Cuando me independicé, una de las cosas que más rabia me daba era no ser capaz de reproducir el sabor de los platos típicos de mi madre. Cuando cocinaba solo para mí no había problema (aquello no era realmente cocinar, sino solo unir ingredientes de forma que comerlos resultara agradable), pero cuando me las quería dar de anfitriona e invitaba a algún amigo a mi nueva casa a medio montar, nunca conseguía ese sabor que para mí era inconfundible y, lo que es peor, del que tanto había fardado en público.

Por supuesto que me las ingenié para encontrar un plato que fuera fácil de preparar pero que me hiciera quedar muy bien: spaghetti alla carbonara. No solo tenía pocos ingredientes (dato, aunque engañoso, imprescindible para el bolsillo) sino que además me permitía poner en valor aquello que, según mi visión de veinteañera empanada, me hacía más especial: mis orígenes italianos. Para que nos entendamos: yo invitaba a mis amigos al grito de «Vente a casa y te preparo una auténtica carbonara, que en Italia, de toda la vida, se hace SIN NATA!». El golpe de efecto era brutal.
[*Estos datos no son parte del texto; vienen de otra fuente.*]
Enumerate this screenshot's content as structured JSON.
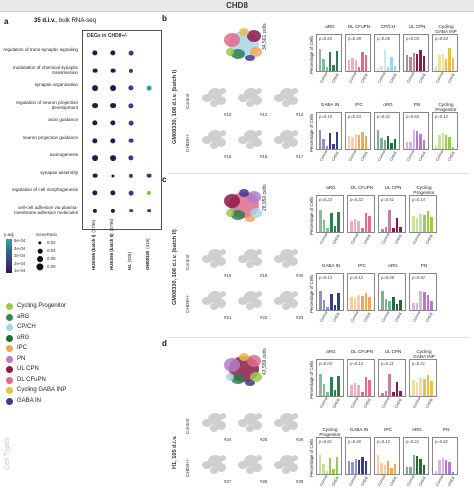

Tras los primeros intentos fallidos consideré que la urgencia del tema bien requería de una llamada a tiempo, aunque implicara tragarme el orgullo de la hija pequeña que ya se ha hecho mayor, y me abocara a un más que probable «¿Lo ves? Ya te dije yo que no estabas preparada para vivir sola». Me armé de coraje, marqué el teléfono metiendo el índice en el agujerito y haciendo círculos (por situaros en la época histórica) y le pregunté cómo preparaba ella, paso a paso, el plato en cuestión. Por una de esas casualidades de la vida, encontré a mi madre más que dispuesta a entregarme su preciada información, y me contestó con un ligero y despreocupado «¡Uy, es facilísimo!». Claro que alguien que tiene a sus espaldas unas mil quinientas pastas a la carbonara (no hay datos oficiales al respecto, ahora que están tan de moda, pero calculo un mínimo de 4 carbonaras al mes todos los meses durante 30 años) ni se imagina en qué pueden consistir algunas incapacidades ajenas, aunque sean sangre de su sangre. Tomé nota cuidadosamente de unas indicaciones que me aclararon tirando a poco («lo que tú veas de queso» o «un puñadito de sal») y volví a intentarlo con escaso éxito.

Solo al cabo del tiempo me di cuenta de que una parte de mi error era… que yo compraba el queso rayado de bote que vendían en el supermercado, y lo que da el sabor inconfundible es ¡el parmesano! Parmesano auténtico en tiempos de bonanza o grana padano (de peor calidad), en tiempos de crisis.

La otra parte del error la entendí muchos años más tarde, mientras amamantaba a mi primer hijo: la comida de una madre es irrepetible, porque está creada en exclusiva, por instinto y con amor.